A helicopter reached the site and managed to land just above the expedition team’s camp, but were unable to retrieve any of the bodies.
“Everything is gone, all the tents are blown apart. The conditions were too icy to continue the search,” pilot Siddartha Gurung told AFP.
Gurung said a rescue team would hopefully return to the camp on Sunday, if conditions improved.
Wangchu Sherpa, managing director of Trekking Camp Nepal, who organised the expedition, said they raised the alarm after they had not heard from the team for nearly 24 hours.
After they (the climbers) were out of contact since yesterday we sent people from the village and a helicopter to search for them,” he said.
The group of South Korean climbers and their Nepali guides had been camped at the foot of the 7,193-meter (23,599 foot) Mount Gurja since early October, waiting for a window of good weather so they could attempt to reach the summit.
Feted South Korean climber Kim Chang-ho, who in 2013 became the fastest person to summit the world’s 14 highest mountains without using supplemental oxygen, was leading the expedition, according to a government-issued climbing permit seen by AFP.
Kim is believed to be among the dead, officials said.
The climbing permit listed four South Korean climbers, but the fifth member had joined the team later, according to Suresh Dakal of Trekking Camp Nepal.

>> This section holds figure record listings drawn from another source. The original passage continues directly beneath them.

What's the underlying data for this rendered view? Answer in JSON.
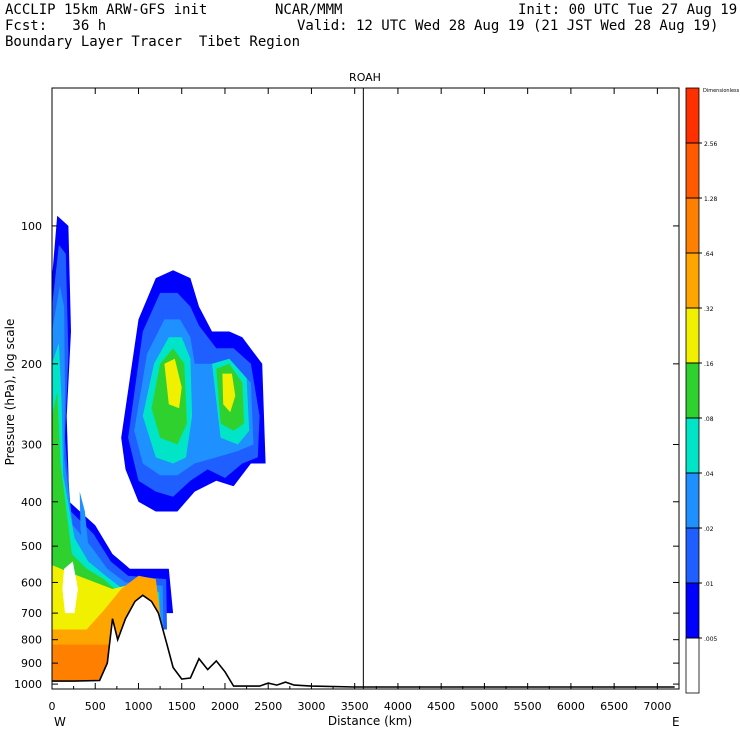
{
  "header": {
    "model": "ACCLIP 15km ARW-GFS init",
    "org": "NCAR/MMM",
    "init": "Init: 00 UTC Tue 27 Aug 19",
    "fcst": "Fcst:   36 h",
    "valid": "Valid: 12 UTC Wed 28 Aug 19 (21 JST Wed 28 Aug 19)",
    "field": "Boundary Layer Tracer  Tibet Region"
  },
  "chart_data": {
    "type": "cross-section contour (filled)",
    "title": "ROAH",
    "xlabel": "Distance (km)",
    "ylabel": "Pressure (hPa), log scale",
    "x_ticks": [
      "0",
      "500",
      "1000",
      "1500",
      "2000",
      "2500",
      "3000",
      "3500",
      "4000",
      "4500",
      "5000",
      "5500",
      "6000",
      "6500",
      "7000"
    ],
    "xlim": [
      0,
      7250
    ],
    "y_ticks": [
      "100",
      "200",
      "300",
      "400",
      "500",
      "600",
      "700",
      "800",
      "900",
      "1000"
    ],
    "ylim": [
      1025,
      50
    ],
    "y_scale": "log",
    "x_end_labels": {
      "left": "W",
      "right": "E"
    },
    "marker_line_x": 3600,
    "colorbar": {
      "title": "Dimensionless",
      "levels": [
        ".005",
        ".01",
        ".02",
        ".04",
        ".08",
        ".16",
        ".32",
        ".64",
        "1.28",
        "2.56"
      ],
      "colors": [
        "#ffffff",
        "#0000ff",
        "#1f5fff",
        "#1e90ff",
        "#00e5c8",
        "#2fd12f",
        "#f0f000",
        "#ffa500",
        "#ff7f00",
        "#ff5a00",
        "#ff3000"
      ]
    },
    "terrain": [
      [
        0,
        985
      ],
      [
        250,
        985
      ],
      [
        550,
        982
      ],
      [
        640,
        900
      ],
      [
        700,
        720
      ],
      [
        760,
        800
      ],
      [
        850,
        720
      ],
      [
        960,
        660
      ],
      [
        1050,
        640
      ],
      [
        1150,
        660
      ],
      [
        1230,
        700
      ],
      [
        1330,
        820
      ],
      [
        1400,
        920
      ],
      [
        1500,
        975
      ],
      [
        1600,
        970
      ],
      [
        1700,
        880
      ],
      [
        1800,
        930
      ],
      [
        1900,
        890
      ],
      [
        2000,
        940
      ],
      [
        2100,
        1010
      ],
      [
        2400,
        1010
      ],
      [
        2500,
        995
      ],
      [
        2600,
        1005
      ],
      [
        2700,
        990
      ],
      [
        2800,
        1005
      ],
      [
        3000,
        1010
      ],
      [
        3500,
        1015
      ],
      [
        7200,
        1015
      ]
    ],
    "tracer_features": [
      {
        "name": "near-surface layer",
        "x_range": [
          0,
          1400
        ],
        "p_range": [
          1000,
          550
        ],
        "max_level": "1.28"
      },
      {
        "name": "western plume",
        "x_range": [
          0,
          750
        ],
        "p_range": [
          600,
          95
        ],
        "max_level": ".32"
      },
      {
        "name": "upper-level plume",
        "x_range": [
          800,
          2450
        ],
        "p_range": [
          420,
          140
        ],
        "max_level": ".64"
      }
    ]
  }
}
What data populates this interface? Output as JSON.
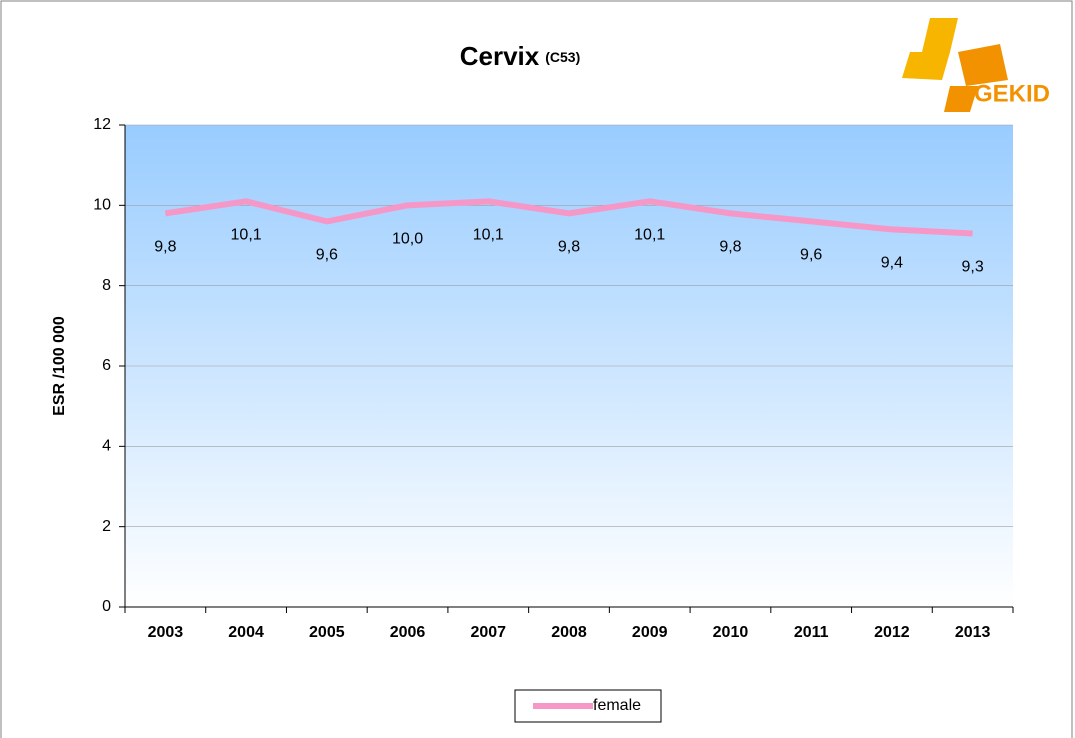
{
  "chart_data": {
    "type": "line",
    "title": "Cervix",
    "subtitle": "(C53)",
    "y_label": "ESR /100 000",
    "categories": [
      "2003",
      "2004",
      "2005",
      "2006",
      "2007",
      "2008",
      "2009",
      "2010",
      "2011",
      "2012",
      "2013"
    ],
    "series": [
      {
        "name": "female",
        "color": "#f598c8",
        "values": [
          9.8,
          10.1,
          9.6,
          10.0,
          10.1,
          9.8,
          10.1,
          9.8,
          9.6,
          9.4,
          9.3
        ],
        "value_labels": [
          "9,8",
          "10,1",
          "9,6",
          "10,0",
          "10,1",
          "9,8",
          "10,1",
          "9,8",
          "9,6",
          "9,4",
          "9,3"
        ]
      }
    ],
    "ylim": [
      0,
      12
    ],
    "yticks": [
      0,
      2,
      4,
      6,
      8,
      10,
      12
    ],
    "grid": true,
    "legend": "bottom"
  },
  "logo": {
    "text": "GEKID"
  }
}
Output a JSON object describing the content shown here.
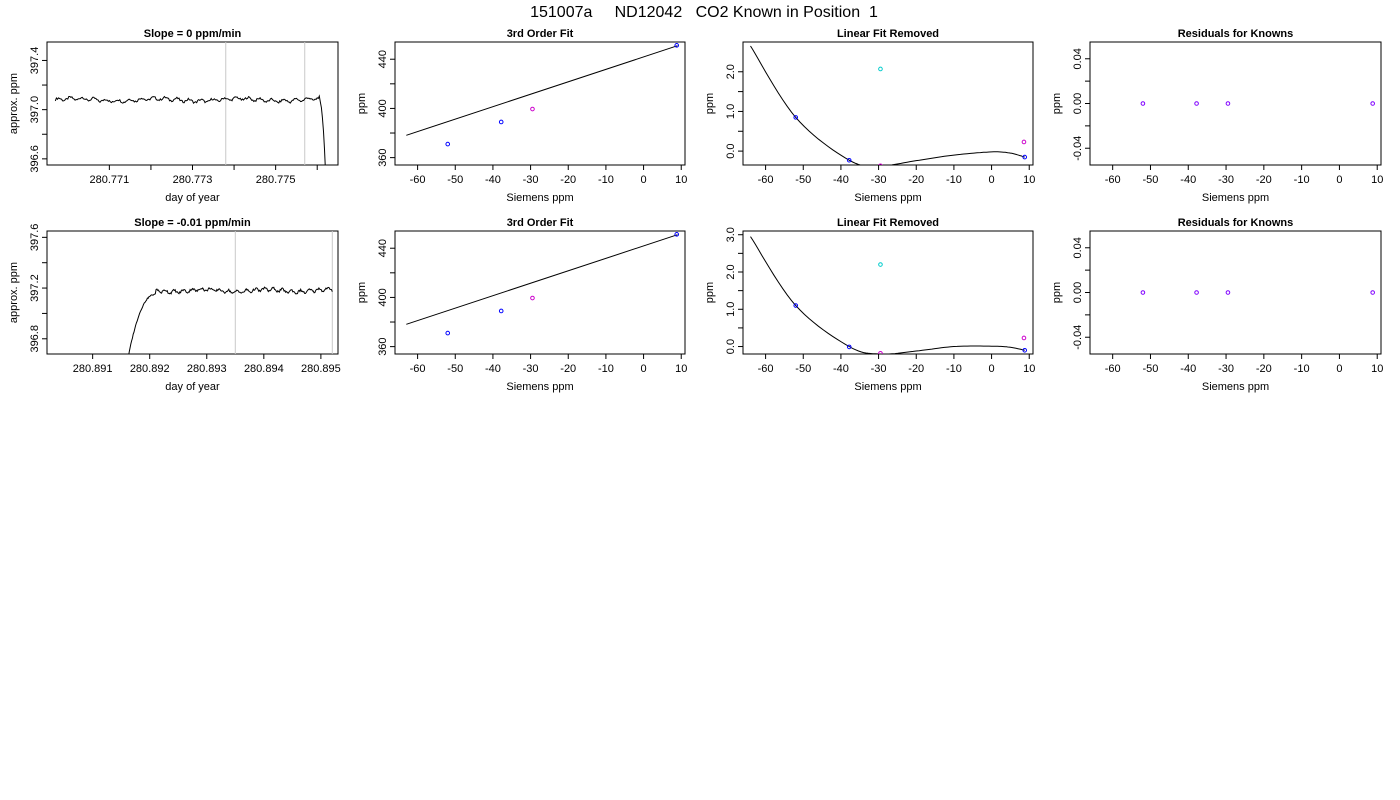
{
  "figure": {
    "title": "151007a     ND12042   CO2 Known in Position  1"
  },
  "colors": {
    "trace": "#000000",
    "vline": "#c8c8c8",
    "known": "#0000ff",
    "unknown": "#00cccc",
    "extra": "#cc00cc",
    "residual": "#8000ff"
  },
  "chart_data": [
    {
      "id": "r1-trace",
      "type": "line",
      "title": "Slope =  0  ppm/min",
      "xlabel": "day of year",
      "ylabel": "approx. ppm",
      "xlim": [
        280.7695,
        280.7765
      ],
      "ylim": [
        396.55,
        397.55
      ],
      "xticks": [
        280.771,
        280.772,
        280.773,
        280.774,
        280.775,
        280.776
      ],
      "xticklabels": [
        "280.771",
        "",
        "280.773",
        "",
        "280.775",
        ""
      ],
      "yticks": [
        396.6,
        397.0,
        397.4
      ],
      "yticklabels": [
        "396.6",
        "397.0",
        "397.4"
      ],
      "yminor": [
        396.8,
        397.2
      ],
      "vlines": [
        280.7738,
        280.7757
      ],
      "series": [
        {
          "values_profile": "flat",
          "base": 397.08,
          "x_start": 280.7697,
          "x_end": 280.7762,
          "tail_drop_to": 396.5
        }
      ]
    },
    {
      "id": "r1-fit",
      "type": "scatter",
      "title": "3rd Order Fit",
      "xlabel": "Siemens ppm",
      "ylabel": "ppm",
      "xlim": [
        -66,
        11
      ],
      "ylim": [
        354,
        454
      ],
      "xticks": [
        -60,
        -50,
        -40,
        -30,
        -20,
        -10,
        0,
        10
      ],
      "yticks": [
        360,
        400,
        440
      ],
      "yminor": [
        380,
        420
      ],
      "curve": {
        "slope": 1.0126,
        "intercept": 441.9,
        "x0": -63
      },
      "points": [
        {
          "x": -52.0,
          "y": 371.0,
          "role": "known"
        },
        {
          "x": -37.8,
          "y": 389.0,
          "role": "known"
        },
        {
          "x": -29.5,
          "y": 399.5,
          "role": "extra"
        },
        {
          "x": 8.8,
          "y": 451.3,
          "role": "known"
        }
      ]
    },
    {
      "id": "r1-linrem",
      "type": "scatter",
      "title": "Linear Fit Removed",
      "xlabel": "Siemens ppm",
      "ylabel": "ppm",
      "xlim": [
        -66,
        11
      ],
      "ylim": [
        -0.35,
        2.75
      ],
      "xticks": [
        -60,
        -50,
        -40,
        -30,
        -20,
        -10,
        0,
        10
      ],
      "yticks": [
        0.0,
        1.0,
        2.0
      ],
      "yticklabels": [
        "0.0",
        "1.0",
        "2.0"
      ],
      "yminor": [
        0.5,
        1.5
      ],
      "curve": {
        "type": "poly",
        "x0": -64.0,
        "x1": 9.0,
        "pts": [
          [
            -64,
            2.65
          ],
          [
            -52,
            0.85
          ],
          [
            -37.8,
            -0.23
          ],
          [
            -29.5,
            -0.37
          ],
          [
            -20,
            -0.24
          ],
          [
            -10,
            -0.1
          ],
          [
            0,
            -0.02
          ],
          [
            5,
            -0.05
          ],
          [
            8.8,
            -0.15
          ]
        ]
      },
      "points": [
        {
          "x": -52.0,
          "y": 0.85,
          "role": "known"
        },
        {
          "x": -37.8,
          "y": -0.23,
          "role": "known"
        },
        {
          "x": -29.5,
          "y": -0.37,
          "role": "extra"
        },
        {
          "x": -29.5,
          "y": 2.07,
          "role": "unknown"
        },
        {
          "x": 8.6,
          "y": 0.23,
          "role": "extra"
        },
        {
          "x": 8.8,
          "y": -0.15,
          "role": "known"
        }
      ]
    },
    {
      "id": "r1-resid",
      "type": "scatter",
      "title": "Residuals for Knowns",
      "xlabel": "Siemens ppm",
      "ylabel": "ppm",
      "xlim": [
        -66,
        11
      ],
      "ylim": [
        -0.055,
        0.055
      ],
      "xticks": [
        -60,
        -50,
        -40,
        -30,
        -20,
        -10,
        0,
        10
      ],
      "yticks": [
        -0.04,
        0.0,
        0.04
      ],
      "yticklabels": [
        "-0.04",
        "0.00",
        "0.04"
      ],
      "yminor": [
        -0.02,
        0.02
      ],
      "points": [
        {
          "x": -52.0,
          "y": 0.0,
          "role": "residual"
        },
        {
          "x": -37.8,
          "y": 0.0,
          "role": "residual"
        },
        {
          "x": -29.5,
          "y": 0.0,
          "role": "residual"
        },
        {
          "x": 8.8,
          "y": 0.0,
          "role": "residual"
        }
      ]
    },
    {
      "id": "r2-trace",
      "type": "line",
      "title": "Slope =  -0.01  ppm/min",
      "xlabel": "day of year",
      "ylabel": "approx. ppm",
      "xlim": [
        280.8902,
        280.8953
      ],
      "ylim": [
        396.68,
        397.65
      ],
      "xticks": [
        280.891,
        280.892,
        280.893,
        280.894,
        280.895
      ],
      "xticklabels": [
        "280.891",
        "280.892",
        "280.893",
        "280.894",
        "280.895"
      ],
      "yticks": [
        396.8,
        397.2,
        397.6
      ],
      "yticklabels": [
        "396.8",
        "397.2",
        "397.6"
      ],
      "yminor": [
        397.0,
        397.4
      ],
      "vlines": [
        280.8935,
        280.8952
      ],
      "series": [
        {
          "values_profile": "rise",
          "base": 397.18,
          "x_start": 280.8916,
          "x_end": 280.8952,
          "head_from": 396.6,
          "rise_end": 280.8921
        }
      ]
    },
    {
      "id": "r2-fit",
      "type": "scatter",
      "title": "3rd Order Fit",
      "xlabel": "Siemens ppm",
      "ylabel": "ppm",
      "xlim": [
        -66,
        11
      ],
      "ylim": [
        354,
        454
      ],
      "xticks": [
        -60,
        -50,
        -40,
        -30,
        -20,
        -10,
        0,
        10
      ],
      "yticks": [
        360,
        400,
        440
      ],
      "yminor": [
        380,
        420
      ],
      "curve": {
        "slope": 1.0126,
        "intercept": 441.9,
        "x0": -63
      },
      "points": [
        {
          "x": -52.0,
          "y": 371.0,
          "role": "known"
        },
        {
          "x": -37.8,
          "y": 389.0,
          "role": "known"
        },
        {
          "x": -29.5,
          "y": 399.5,
          "role": "extra"
        },
        {
          "x": 8.8,
          "y": 451.3,
          "role": "known"
        }
      ]
    },
    {
      "id": "r2-linrem",
      "type": "scatter",
      "title": "Linear Fit Removed",
      "xlabel": "Siemens ppm",
      "ylabel": "ppm",
      "xlim": [
        -66,
        11
      ],
      "ylim": [
        -0.2,
        3.1
      ],
      "xticks": [
        -60,
        -50,
        -40,
        -30,
        -20,
        -10,
        0,
        10
      ],
      "yticks": [
        0.0,
        1.0,
        2.0,
        3.0
      ],
      "yticklabels": [
        "0.0",
        "1.0",
        "2.0",
        "3.0"
      ],
      "yminor": [
        0.5,
        1.5,
        2.5
      ],
      "curve": {
        "type": "poly",
        "x0": -64.0,
        "x1": 9.0,
        "pts": [
          [
            -64,
            2.95
          ],
          [
            -52,
            1.1
          ],
          [
            -37.8,
            0.0
          ],
          [
            -29.5,
            -0.2
          ],
          [
            -20,
            -0.12
          ],
          [
            -10,
            0.0
          ],
          [
            0,
            0.01
          ],
          [
            5,
            -0.02
          ],
          [
            8.8,
            -0.1
          ]
        ]
      },
      "points": [
        {
          "x": -52.0,
          "y": 1.1,
          "role": "known"
        },
        {
          "x": -37.8,
          "y": -0.01,
          "role": "known"
        },
        {
          "x": -29.5,
          "y": -0.18,
          "role": "extra"
        },
        {
          "x": -29.5,
          "y": 2.2,
          "role": "unknown"
        },
        {
          "x": 8.6,
          "y": 0.23,
          "role": "extra"
        },
        {
          "x": 8.8,
          "y": -0.1,
          "role": "known"
        }
      ]
    },
    {
      "id": "r2-resid",
      "type": "scatter",
      "title": "Residuals for Knowns",
      "xlabel": "Siemens ppm",
      "ylabel": "ppm",
      "xlim": [
        -66,
        11
      ],
      "ylim": [
        -0.055,
        0.055
      ],
      "xticks": [
        -60,
        -50,
        -40,
        -30,
        -20,
        -10,
        0,
        10
      ],
      "yticks": [
        -0.04,
        0.0,
        0.04
      ],
      "yticklabels": [
        "-0.04",
        "0.00",
        "0.04"
      ],
      "yminor": [
        -0.02,
        0.02
      ],
      "points": [
        {
          "x": -52.0,
          "y": 0.0,
          "role": "residual"
        },
        {
          "x": -37.8,
          "y": 0.0,
          "role": "residual"
        },
        {
          "x": -29.5,
          "y": 0.0,
          "role": "residual"
        },
        {
          "x": 8.8,
          "y": 0.0,
          "role": "residual"
        }
      ]
    }
  ]
}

Rarely-climbed Gurja lies in Nepal’s Annapurna region, next to avalanche-prone Dhaulagiri — the world’s seventh highest mountain.
Gurja was first summited in 1969 by a Japanese team but no one has stood on its summit for 22 years, according to the Himalayan Database.
Four climbers have perished on its flanks and a total of 30 have successfully reached its peak — a fraction of the more than 8,000 people who have summited the world’s highest mountain, Everest.